I think it was a before, during and after. And after, it got really worse. The older I got, the more damaging I became to my own physical reality.
And older, meaning, 20s, mid-20s, very early-30s and then I had to put the kibosh on the lie that I was living.
You've talked a lot over the years about being transgender, but do you feel there is undue pressure on you to be an advocate?
To me I’m just a beautiful, open, creative human being that sits somewhere in between … someone who’s happy living as a guy and operating under that role or set of rules — ‘cause that’s what it all is!
The idea of transsexual or transgender woman or transgender man, these are just made up words, again, to kind of conform people. This is the idea of language. This is what’s happening. This is what language is...
I’m just outspoken for the entire human condition. I don’t like little subcategories of s--t. We’re all in this together. Humanity is one big consciousness. One big awareness. We’re aware in our own awareness or we’re not. This consciousness that we’re all connected to is one great big consciousness. It’s the all-seeing eye. It’s the source, it’s what humanity has been trying to call God for eons.
I wouldn't even be asking that question if everyone was being treated fairly. Like, it's not that confusing of a concept.
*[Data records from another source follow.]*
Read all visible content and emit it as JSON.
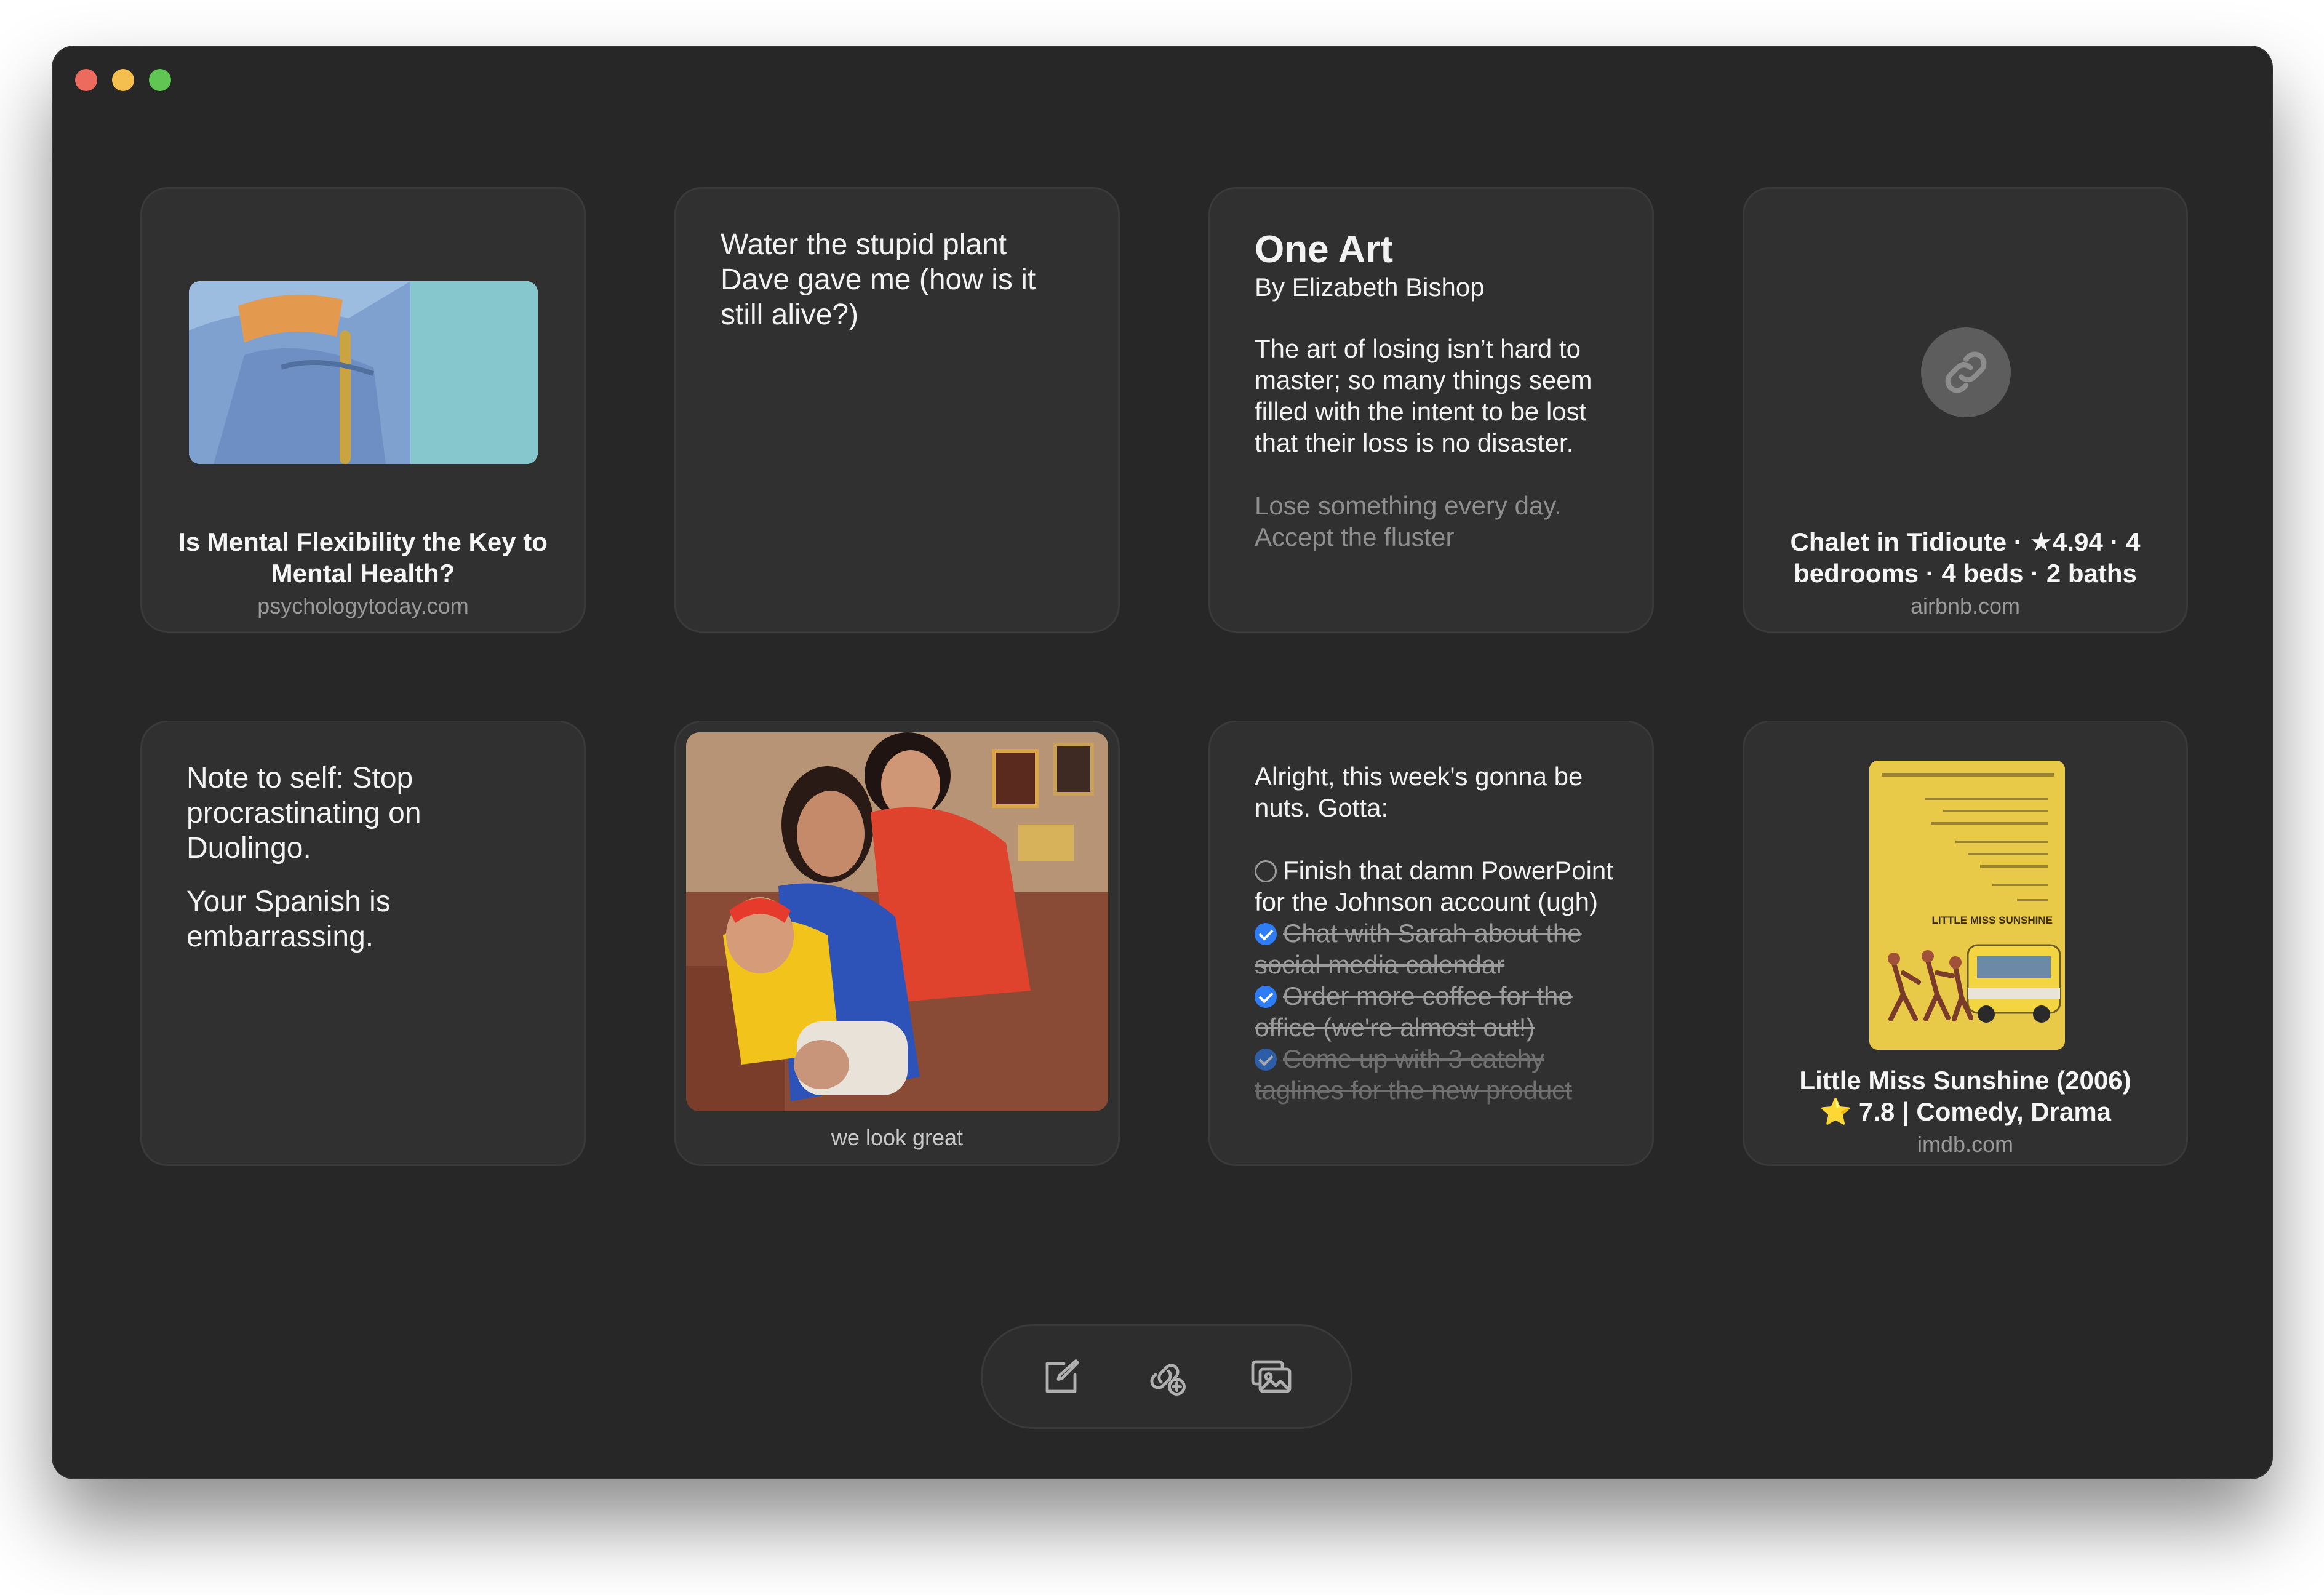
{
  "window": {
    "title": ""
  },
  "cards": {
    "article": {
      "title": "Is Mental Flexibility the Key to Mental Health?",
      "domain": "psychologytoday.com"
    },
    "note_plant": {
      "text": "Water the stupid plant Dave gave me (how is it still alive?)"
    },
    "poem": {
      "title": "One Art",
      "author": "By Elizabeth Bishop",
      "stanza1": "The art of losing isn’t hard to master; so many things seem filled with the intent to be lost that their loss is no disaster.",
      "stanza2": "Lose something every day. Accept the fluster"
    },
    "airbnb": {
      "title": "Chalet in Tidioute · ★4.94 · 4 bedrooms · 4 beds · 2 baths",
      "domain": "airbnb.com"
    },
    "note_duolingo": {
      "para1": "Note to self: Stop procrastinating on Duolingo.",
      "para2": "Your Spanish is embarrassing."
    },
    "photo": {
      "caption": "we look great"
    },
    "todo": {
      "intro": "Alright, this week's gonna be nuts. Gotta:",
      "items": [
        {
          "text": "Finish that damn PowerPoint for the Johnson account (ugh)",
          "done": false
        },
        {
          "text": "Chat with Sarah about the social media calendar",
          "done": true
        },
        {
          "text": "Order more coffee for the office (we're almost out!)",
          "done": true
        },
        {
          "text": "Come up with 3 catchy taglines for the new product",
          "done": true
        }
      ]
    },
    "movie": {
      "title": "Little Miss Sunshine (2006)",
      "rating": "⭐ 7.8 | Comedy, Drama",
      "domain": "imdb.com",
      "poster_title": "LITTLE MISS SUNSHINE"
    }
  },
  "toolbar": {
    "icons": [
      "compose-icon",
      "add-link-icon",
      "add-image-icon"
    ]
  },
  "colors": {
    "background": "#272727",
    "card": "#303030",
    "accent": "#2e7cf6"
  }
}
It’s very frustrating, but what I do know is that 99.9 percent, most people are full of s--t. In public, they may frown upon a bisexual person or a transgender person, but those are the people that want to get with people like me the most. So a lot of people are full of s--t. Maybe in front of their family or friends, they won’t reveal their love for trans men or trans women or love for another man.
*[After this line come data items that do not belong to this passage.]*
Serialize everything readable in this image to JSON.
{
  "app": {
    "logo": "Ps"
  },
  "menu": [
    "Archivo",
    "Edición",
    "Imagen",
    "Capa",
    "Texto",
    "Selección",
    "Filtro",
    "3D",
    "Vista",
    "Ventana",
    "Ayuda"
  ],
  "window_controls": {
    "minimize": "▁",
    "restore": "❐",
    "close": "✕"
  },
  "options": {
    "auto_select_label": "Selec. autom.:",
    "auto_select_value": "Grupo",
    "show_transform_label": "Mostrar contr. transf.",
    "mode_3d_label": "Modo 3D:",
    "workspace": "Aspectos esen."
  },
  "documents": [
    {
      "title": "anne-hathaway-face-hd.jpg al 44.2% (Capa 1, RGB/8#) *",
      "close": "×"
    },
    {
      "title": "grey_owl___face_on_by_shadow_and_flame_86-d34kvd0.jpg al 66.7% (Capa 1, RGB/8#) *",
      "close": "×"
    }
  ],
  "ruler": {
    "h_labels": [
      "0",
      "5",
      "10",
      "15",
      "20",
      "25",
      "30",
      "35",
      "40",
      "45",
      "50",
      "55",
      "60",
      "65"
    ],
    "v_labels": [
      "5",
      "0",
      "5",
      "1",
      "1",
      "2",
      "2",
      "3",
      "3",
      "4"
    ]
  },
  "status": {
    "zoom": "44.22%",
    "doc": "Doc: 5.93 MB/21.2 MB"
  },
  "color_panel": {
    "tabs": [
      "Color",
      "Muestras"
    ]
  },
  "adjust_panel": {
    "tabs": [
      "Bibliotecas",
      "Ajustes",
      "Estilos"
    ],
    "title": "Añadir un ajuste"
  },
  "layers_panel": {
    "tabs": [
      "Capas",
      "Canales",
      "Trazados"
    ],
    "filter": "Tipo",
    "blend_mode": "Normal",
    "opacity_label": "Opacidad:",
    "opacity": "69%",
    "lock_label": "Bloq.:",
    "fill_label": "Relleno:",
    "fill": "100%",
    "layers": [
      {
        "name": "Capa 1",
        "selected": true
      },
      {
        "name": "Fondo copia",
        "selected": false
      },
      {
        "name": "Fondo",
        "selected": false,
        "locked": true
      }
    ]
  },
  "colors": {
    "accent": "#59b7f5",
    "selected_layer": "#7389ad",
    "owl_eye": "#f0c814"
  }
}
Yeah, people are too worried about what other people think.
You mentioned the impetus of The Sound of Scars being to bring closure to the River Runs Red story. But I don't feel like Scars has a full stop at the end of it either. What's your take on the conclusion of this latest album?
The journey is never-ending. There is not destination in what we do. The way is the way; it’s completely open. The Sound of Scars to me, personally, dialogue aside, story aside … it’s just about the music to me, to be honest with you.
I feel like this is an incredible, great beginning, a great new beginning for Life of Agony. There’s a great new chapter for us. The sky’s the limit. This is the birth, this is the beginning of the end, the end of the beginning. It’s a fresh start.